Re: [RFC 0/5] kernel: Introduce CPU Namespace

From: Tejun Heo <tj@kernel.org>
To: Pratik Sampat <psampat@linux.ibm.com>
Cc: Christian Brauner <christian.brauner@ubuntu.com>,
	bristot@redhat.com, christian@brauner.io, ebiederm@xmission.com,
	lizefan.x@bytedance.com, hannes@cmpxchg.org, mingo@kernel.org,
	juri.lelli@redhat.com, linux-kernel@vger.kernel.org,
	linux-fsdevel@vger.kernel.org, cgroups@vger.kernel.org,
	containers@lists.linux.dev,
	containers@lists.linux-foundation.org, pratik.r.sampat@gmail.com
Subject: Re: [RFC 0/5] kernel: Introduce CPU Namespace
Date: Thu, 14 Oct 2021 12:14:28 -1000	[thread overview]
Message-ID: <YWirxCjschoRJQ14@slm.duckdns.org> (raw)
In-Reply-To: <a0f9ed06-1e5d-d3d0-21a5-710c8e27749c@linux.ibm.com>

Hello,

On Tue, Oct 12, 2021 at 02:12:18PM +0530, Pratik Sampat wrote:
> > > The control and the display interface is fairly disjoint with each
> > > other. Restrictions can be set through control interfaces like cgroups,
> > A task wouldn't really opt-in to cpu isolation with CLONE_NEWCPU it
> > would only affect resource reporting.
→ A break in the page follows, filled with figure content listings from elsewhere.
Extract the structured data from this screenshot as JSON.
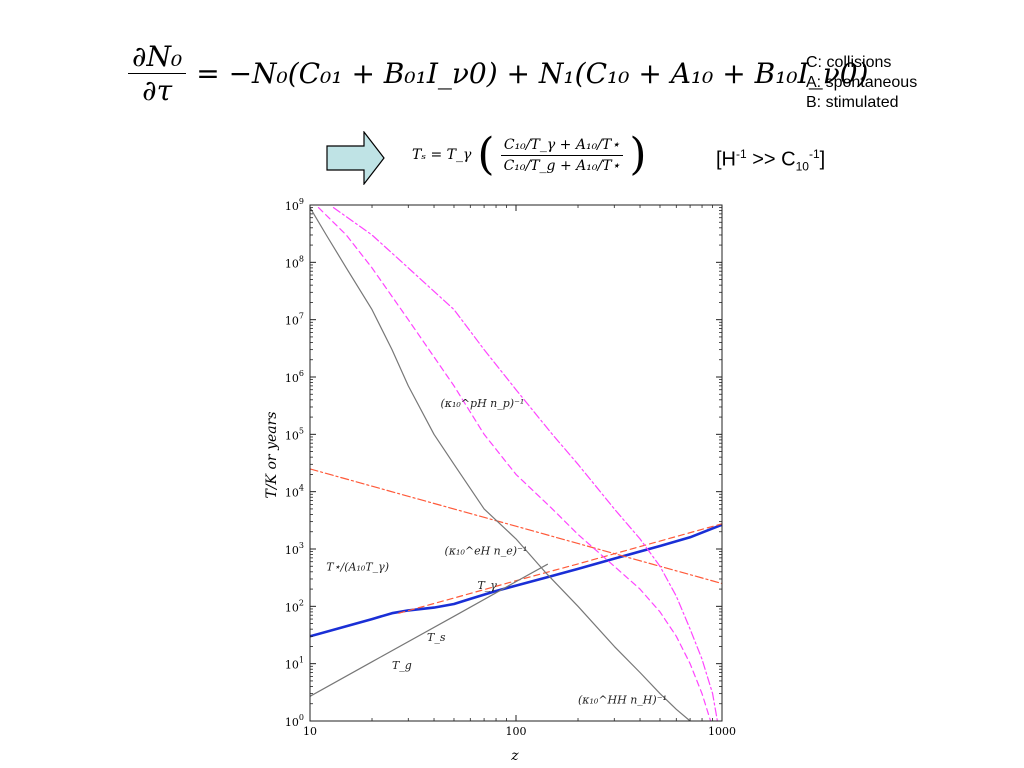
{
  "equation": {
    "lhs_num": "∂N₀",
    "lhs_den": "∂τ",
    "rhs": "= −N₀(C₀₁ + B₀₁I_ν0) + N₁(C₁₀ + A₁₀ + B₁₀I_ν0)"
  },
  "legend": {
    "c": "C: collisions",
    "a": "A: spontaneous",
    "b": "B: stimulated"
  },
  "spin_temp": {
    "lhs": "Tₛ = T_γ",
    "num": "C₁₀/T_γ + A₁₀/T⋆",
    "den": "C₁₀/T_g + A₁₀/T⋆"
  },
  "condition": {
    "open": "[H",
    "sup1": "-1",
    "mid": " >> C",
    "sub": "10",
    "sup2": "-1",
    "close": "]"
  },
  "chart_data": {
    "type": "line",
    "xscale": "log",
    "yscale": "log",
    "xlim": [
      10,
      1000
    ],
    "ylim": [
      1,
      1000000000
    ],
    "xlabel": "z",
    "ylabel": "T/K or years",
    "xticks": [
      "10",
      "100",
      "1000"
    ],
    "ytick_exps": [
      0,
      1,
      2,
      3,
      4,
      5,
      6,
      7,
      8,
      9
    ],
    "series": [
      {
        "name": "T_s",
        "color": "#1a2fd6",
        "dash": "",
        "width": 2.6,
        "points": [
          [
            10,
            30
          ],
          [
            15,
            45
          ],
          [
            20,
            60
          ],
          [
            25,
            76
          ],
          [
            30,
            85
          ],
          [
            40,
            95
          ],
          [
            50,
            110
          ],
          [
            60,
            135
          ],
          [
            80,
            185
          ],
          [
            100,
            230
          ],
          [
            150,
            340
          ],
          [
            200,
            450
          ],
          [
            300,
            680
          ],
          [
            500,
            1130
          ],
          [
            700,
            1600
          ],
          [
            1000,
            2650
          ]
        ]
      },
      {
        "name": "T_γ",
        "color": "#ff5a3a",
        "dash": "6,4",
        "width": 1.2,
        "points": [
          [
            27,
            76
          ],
          [
            50,
            140
          ],
          [
            100,
            280
          ],
          [
            200,
            550
          ],
          [
            400,
            1100
          ],
          [
            1000,
            2750
          ]
        ]
      },
      {
        "name": "T_g",
        "color": "#777777",
        "dash": "",
        "width": 1.2,
        "points": [
          [
            10,
            2.7
          ],
          [
            20,
            10.8
          ],
          [
            50,
            67
          ],
          [
            100,
            270
          ],
          [
            142,
            540
          ]
        ]
      },
      {
        "name": "T⋆/(A₁₀T_γ)",
        "color": "#ff5a3a",
        "dash": "8,3,2,3",
        "width": 1.2,
        "points": [
          [
            10,
            25000
          ],
          [
            30,
            8300
          ],
          [
            100,
            2500
          ],
          [
            300,
            830
          ],
          [
            1000,
            250
          ]
        ]
      },
      {
        "name": "(κ₁₀^HH n_H)⁻¹",
        "color": "#777777",
        "dash": "",
        "width": 1.2,
        "points": [
          [
            10,
            900000000
          ],
          [
            12,
            300000000
          ],
          [
            15,
            80000000
          ],
          [
            20,
            15000000
          ],
          [
            25,
            3000000
          ],
          [
            30,
            700000
          ],
          [
            40,
            100000
          ],
          [
            50,
            30000
          ],
          [
            70,
            5000
          ],
          [
            100,
            1500
          ],
          [
            140,
            380
          ],
          [
            200,
            100
          ],
          [
            300,
            20
          ],
          [
            400,
            7
          ],
          [
            500,
            3
          ],
          [
            600,
            1.6
          ],
          [
            700,
            1
          ]
        ]
      },
      {
        "name": "(κ₁₀^eH n_e)⁻¹",
        "color": "#ff44ff",
        "dash": "6,4",
        "width": 1.2,
        "points": [
          [
            11,
            900000000
          ],
          [
            15,
            300000000
          ],
          [
            20,
            80000000
          ],
          [
            30,
            10000000
          ],
          [
            50,
            700000
          ],
          [
            70,
            100000
          ],
          [
            100,
            20000
          ],
          [
            150,
            5000
          ],
          [
            200,
            1800
          ],
          [
            300,
            500
          ],
          [
            400,
            200
          ],
          [
            500,
            80
          ],
          [
            600,
            30
          ],
          [
            700,
            10
          ],
          [
            800,
            3
          ],
          [
            880,
            1
          ]
        ]
      },
      {
        "name": "(κ₁₀^pH n_p)⁻¹",
        "color": "#ff44ff",
        "dash": "8,3,2,3",
        "width": 1.2,
        "points": [
          [
            13,
            900000000
          ],
          [
            20,
            300000000
          ],
          [
            30,
            80000000
          ],
          [
            50,
            15000000
          ],
          [
            70,
            3000000
          ],
          [
            100,
            600000
          ],
          [
            150,
            100000
          ],
          [
            200,
            30000
          ],
          [
            300,
            5000
          ],
          [
            400,
            1500
          ],
          [
            500,
            500
          ],
          [
            600,
            150
          ],
          [
            700,
            40
          ],
          [
            800,
            12
          ],
          [
            900,
            3
          ],
          [
            950,
            1
          ]
        ]
      }
    ],
    "labels": [
      {
        "text": "(κ₁₀^pH n_p)⁻¹",
        "x": 43,
        "y": 300000
      },
      {
        "text": "(κ₁₀^eH n_e)⁻¹",
        "x": 45,
        "y": 800
      },
      {
        "text": "T⋆/(A₁₀T_γ)",
        "x": 12,
        "y": 420
      },
      {
        "text": "T_γ",
        "x": 65,
        "y": 200
      },
      {
        "text": "T_s",
        "x": 37,
        "y": 25
      },
      {
        "text": "T_g",
        "x": 25,
        "y": 8
      },
      {
        "text": "(κ₁₀^HH n_H)⁻¹",
        "x": 200,
        "y": 2
      }
    ]
  }
}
So it would be one half of the
> > semantics of a namespace.
> > 
> I completely agree with you on this, fundamentally a namespace should
> isolate both the resource as well as the reporting. As you mentioned
> too, cgroups handles the resource isolation while this namespace
> handles the reporting and this seems to break the semantics of what a
> namespace should really be.
> 
> The CPU resource is unique in that sense, at least in this context,
> which makes it tricky to design a interface that presents coherent
> information.

It's only unique in the context that you're trying to place CPU distribution
into the namespace framework when the resource in question isn't distributed
that way. All of the three major local resources - CPU, memory and IO - are
in the same boat. Computing resources, the physical ones, don't render
themselves naturally to accounting and ditributing by segmenting _name_
spaces which ultimately just shows and hides names. This direction is a
dead-end.

> I too think that having a brand new interface all together and teaching
> userspace about it is much cleaner approach.
> On the same lines, if were to do that, we could also add more useful
> metrics in that interface like ballpark number of threads to saturate
> usage as well as gather more such metrics as suggested by Tejun Heo.
> 
> My only concern for this would be that if today applications aren't
> modifying their code to read the existing cgroup interface and would
> rather resort to using userspace side-channel solutions like LXCFS or
> wrapping them up in kata containers, would it now be compelling enough
> to introduce yet another interface?

While I'm sympathetic to compatibility argument, identifying available
resources was never well-define with the existing interfaces. Most of the
available information is what hardware is available but there's no
consistent way of knowing what the software environment is like. Is the
application the only one on the system? How much memory should be set aside
for system management, monitoring and other administrative operations?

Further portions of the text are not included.